2Q22 standalone OP of KRW735.9bn beats KB estimate by 5.8%; marked recovery in international air passenger demand

— On a standalone basis, 2Q22 OP came in at KRW735.9bn (+273.7% YoY, -6.7% QoQ), higher than our estimate by 5.8%.

— On a consolidated basis, 2Q22 OP (to be released) should beat the market consensus of KRW454.2bn, even after taking into account losses at Jin Air.

— The solid earnings performance is attributable to a marked recovery in international air passenger demand and the booming air cargo market.

— International RPK ballooned 321.2% YoY (+KRW465.7bn total revenue), indicating earnings improvement was largely due to increased passenger traffic, even after factoring in KRW175.5bn in fuel/other costs stemming from use of additional planes.

— Cargo yield (air cargo revenue/FTK) surged 52.9% YoY (+KRW799.2bn total revenue), more than offsetting KRW544.0bn in costs from higher fuel prices (+105% YoY) and FX fluctuations.

— However, air cargo market conditions slowed QoQ, as 2Q22 freight rate did not reflect QoQ oil price increases. In terms of USD, 2Q22 fuel cost rose 40.0% QoQ but freight rate fell 1.2% QoQ. Korean Air failed to pass oil price increases through to freight rates for the first time since 3Q21. 

Air cargo market appears to have peaked; expect decline in Passenger earnings contribution 

— The air cargo market appears to have peaked, limiting Cargo’s profit-generating capacity. The recovery should contribute to earnings growth until 3Q22, but Passenger earnings contribution should decline going forward.

— The air cargo market is still booming, yet retailers in advanced markets are lowering inventory, port bottlenecks are easing and load factor is falling (more available cargo space following addition of planes). Korean Air’s air cargo load factor fell 1.7pp YoY/0.3pp QoQ in 2Q22. According to the IATA, avg. air cargo load factor at global airlines fell 6.9pp YoY in June. With freight rates still quite high, airlines should find it more lucrative to fill vacancies (even with rate discounts). As such, we anticipate airlines to enter a global price war.

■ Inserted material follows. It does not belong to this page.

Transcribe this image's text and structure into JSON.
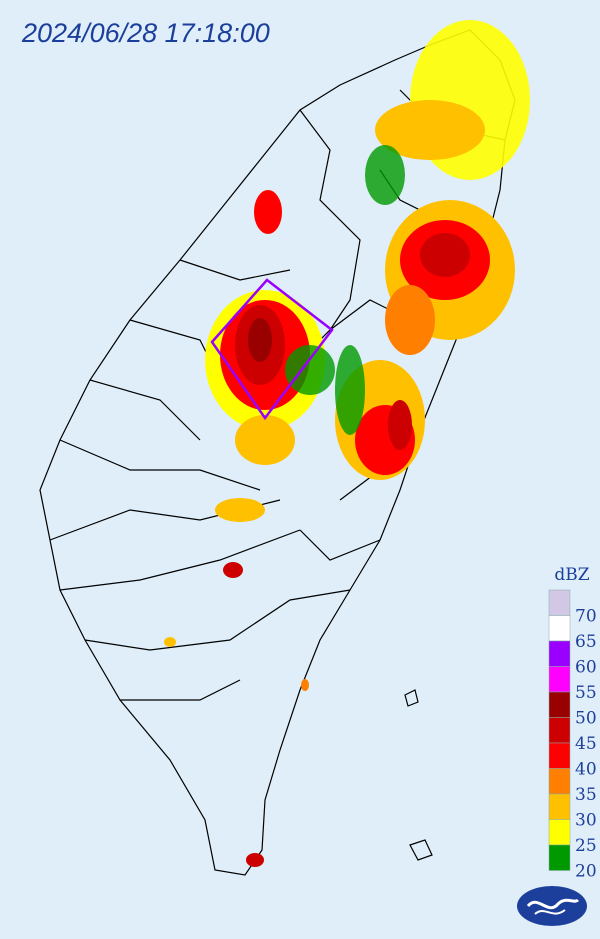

— Passenger should be a strong earnings driver until 3Q22 but appears unlikely to recover to pre-pandemic levels soon. Strong oil prices and a weakened KRW should translate into a larger cost burden for travelers, while potential extensions of the pandemic and economic slowdown (e.g., possible recession) threaten to undermine travel demand. According to Kyunghyang Shinmun (Aug 2), no. of air passengers at Incheon International Airport from Jul 22 to Aug 1 fell 24%  below the airport’s forecast.